8°: 134 pp. Ottoman Turkish with charts and illustrations within text, one originally pasted plate on p. 18, original tan illustrated wrappers, unbound as originally published (Very Good, small folds in corners, wrappers slightly stained, spine with small tears).
A book includes instructions on the use quadrant, accompanied by illustrations and charts. An Islamic quadrant, also called a “computer of the Ottoman Empire”, is a scientific instrument with two sides, which determines the prayer times, the sun elevation angle, the projection line of a certain latitude. It also calculates spherical trigonometric functions, and position of the celestial objects.

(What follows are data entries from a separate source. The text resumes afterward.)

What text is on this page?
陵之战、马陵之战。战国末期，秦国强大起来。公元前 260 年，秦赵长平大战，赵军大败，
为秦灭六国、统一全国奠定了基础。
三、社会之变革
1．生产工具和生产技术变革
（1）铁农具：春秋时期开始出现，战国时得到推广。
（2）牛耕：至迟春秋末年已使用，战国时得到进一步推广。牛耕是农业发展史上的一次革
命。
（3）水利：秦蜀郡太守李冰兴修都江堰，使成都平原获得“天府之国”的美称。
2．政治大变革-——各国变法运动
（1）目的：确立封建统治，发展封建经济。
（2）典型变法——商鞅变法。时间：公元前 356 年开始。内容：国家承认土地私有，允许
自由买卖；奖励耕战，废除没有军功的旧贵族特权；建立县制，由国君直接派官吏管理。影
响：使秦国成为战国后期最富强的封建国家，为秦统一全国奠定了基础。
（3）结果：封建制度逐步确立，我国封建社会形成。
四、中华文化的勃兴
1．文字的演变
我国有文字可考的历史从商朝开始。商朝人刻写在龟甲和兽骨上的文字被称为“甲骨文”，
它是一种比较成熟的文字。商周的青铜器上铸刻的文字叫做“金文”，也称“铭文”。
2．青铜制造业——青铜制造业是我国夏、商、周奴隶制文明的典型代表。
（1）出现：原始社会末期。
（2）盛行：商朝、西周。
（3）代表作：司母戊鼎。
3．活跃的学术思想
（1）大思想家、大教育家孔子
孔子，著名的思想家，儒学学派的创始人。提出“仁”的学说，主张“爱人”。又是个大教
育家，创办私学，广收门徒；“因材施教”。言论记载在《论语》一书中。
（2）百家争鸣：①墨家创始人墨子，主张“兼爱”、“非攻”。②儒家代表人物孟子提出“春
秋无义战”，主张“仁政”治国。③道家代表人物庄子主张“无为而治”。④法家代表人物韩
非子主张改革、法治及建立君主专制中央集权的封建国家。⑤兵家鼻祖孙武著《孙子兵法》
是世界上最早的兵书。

A quadrant is one of the oldest astronomical instruments. It is recorded from the 2nd centuy on and was widely used in the Islamic world in the 16th and 17th centuries, usually made of hardwood, such as boxwood. The use of the quadrant fell out of fashion in the first half of the 19th century during so called Tanzimat Reforms, which lasted from 1839 to 1876, when the ancient knowledge in Ottoman schools was revoked by the Europeanisation of the system, started by Mustafa Reşid Pasha (1800 – 1858).

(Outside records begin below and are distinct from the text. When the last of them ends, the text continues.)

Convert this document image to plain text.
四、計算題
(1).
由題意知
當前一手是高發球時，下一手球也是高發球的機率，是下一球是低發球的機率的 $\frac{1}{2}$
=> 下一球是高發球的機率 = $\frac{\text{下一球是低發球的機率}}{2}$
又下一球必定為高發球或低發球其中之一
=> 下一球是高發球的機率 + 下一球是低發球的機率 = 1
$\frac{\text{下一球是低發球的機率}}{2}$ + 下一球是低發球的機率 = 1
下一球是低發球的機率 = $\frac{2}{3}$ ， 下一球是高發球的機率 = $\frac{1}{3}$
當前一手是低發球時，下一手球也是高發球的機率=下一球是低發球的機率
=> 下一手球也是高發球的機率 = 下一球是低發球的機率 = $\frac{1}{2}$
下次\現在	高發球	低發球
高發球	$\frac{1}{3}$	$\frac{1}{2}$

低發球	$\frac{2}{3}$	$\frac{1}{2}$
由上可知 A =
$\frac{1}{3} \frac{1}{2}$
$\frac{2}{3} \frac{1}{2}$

This book is a revival of an ancient knowledge, made a painter, collector of ancient knowledge on scientific instruments, and a teacher at the Military School Ahmet Ziya Akbulut (1869 – 1938). A captain at the Kuleli Military High School Ahmet was a landscape and architectural painter, well-versed in astronomy and mathematics. From 1898 he was a head of Military Printing Office, shch published this book. Ahmet Ziya Akbulut published several books, including manual on the construction of sundials and a book on cosmology, all of which are rare.
This book was published directly after the abolishment of the Ottoman Republic on 1 November 1922, and in the year of the establishment of the Republic of Turkey on 29 October 1923.
We could only trace one example in institutions worldwide (Pera Museum, Istanbul).